On the whole, Wonderful, Glorious isn’t as explosive as that barn-burning opener (“Bombs Away”) may suggest—there’s plenty of dream-pop balladry, swampy spy-theme grooves and psychedelic headphone drizzle scattered throughout. But it feels as raw and immediate as anything Eels have released in nearly a decade. And from a purely sonic standpoint, Wonderful, Glorious mostly lives up to its pompous title, balancing the dizzy, major-key psych-pop of “I Am Building a Shrine” (which climaxes in a trippy flurry of whistling and vocal harmonies) with the country-tinged chime of “On the Ropes” and the glitchy electronics of “You’re My Friend.” But Everett (or E) has a knack for sucking the zeal out of his music, singing every single melody in that same zonked-out, strained, Cohen-on-crack rasp—one that grows exponentially irritating as the songs wear on.

Most Eels albums are structured as meditations on some kind of Big Theme (God, death, failed relationships), but lately, E’s loosened up a bit, writing more about the joys of love and fresh-air optimism.

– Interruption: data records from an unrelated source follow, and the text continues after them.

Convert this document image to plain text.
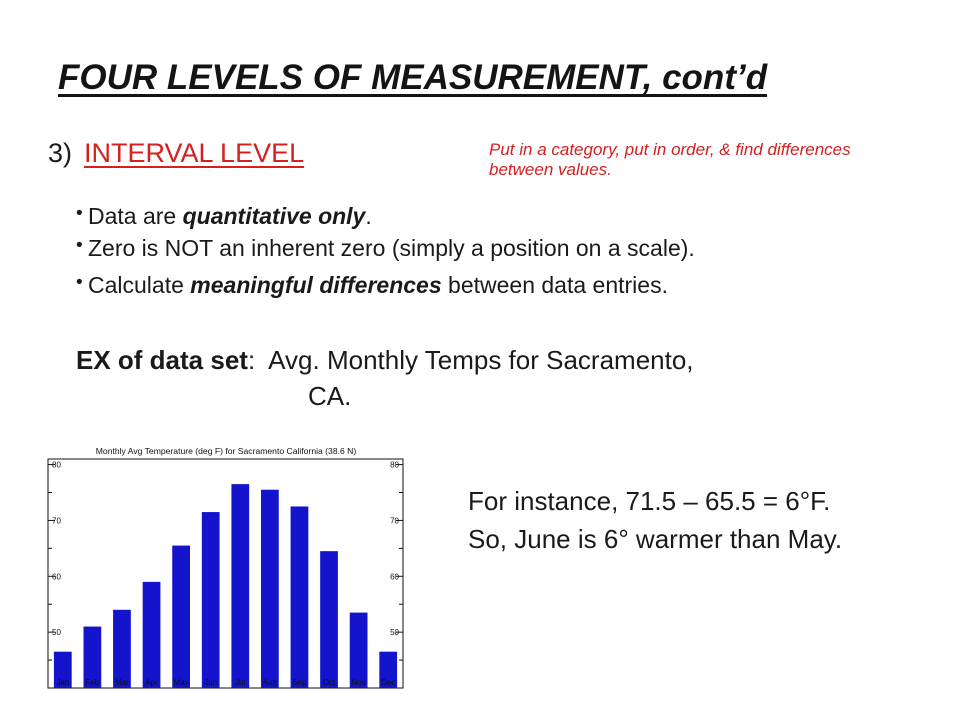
FOUR LEVELS OF MEASUREMENT, cont’d
3) INTERVAL LEVEL	Put in a category, put in order, & find differences between values.
• Data are quantitative only.
• Zero is NOT an inherent zero (simply a position on a scale).
• Calculate meaningful differences between data entries.
EX of data set:  Avg. Monthly Temps for Sacramento,
CA.
Monthly Avg Temperature (deg F) for Sacramento California (38.6 N)
Jan Feb Mar Apr May Jun Jul Aug Sep Oct Nov Dec
50	50
60	60
70	70
80	80
For instance, 71.5 – 65.5 = 6°F.
So, June is 6° warmer than May.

Wonderful, Glorious continues that trend, but the carpe diem spirit feels awkwardly forced: On “You’re My Friend,” E hardly bothers to write lyrics at all, coming off like a recovering AA member half-assing his Ninth Step: “You’re my friend,” he croaks, hovering just outside of in-tune, “and you’ve done a lot of really nice things for me.” “I’ll live today like tomorrow I’m dead,” he sings in monotone on the murky “New Alphabet,” his pulse slowly flat-lining in the present. Like Wonderful, Glorious itself, these are lifeless non-revelations married to engrossing tunes.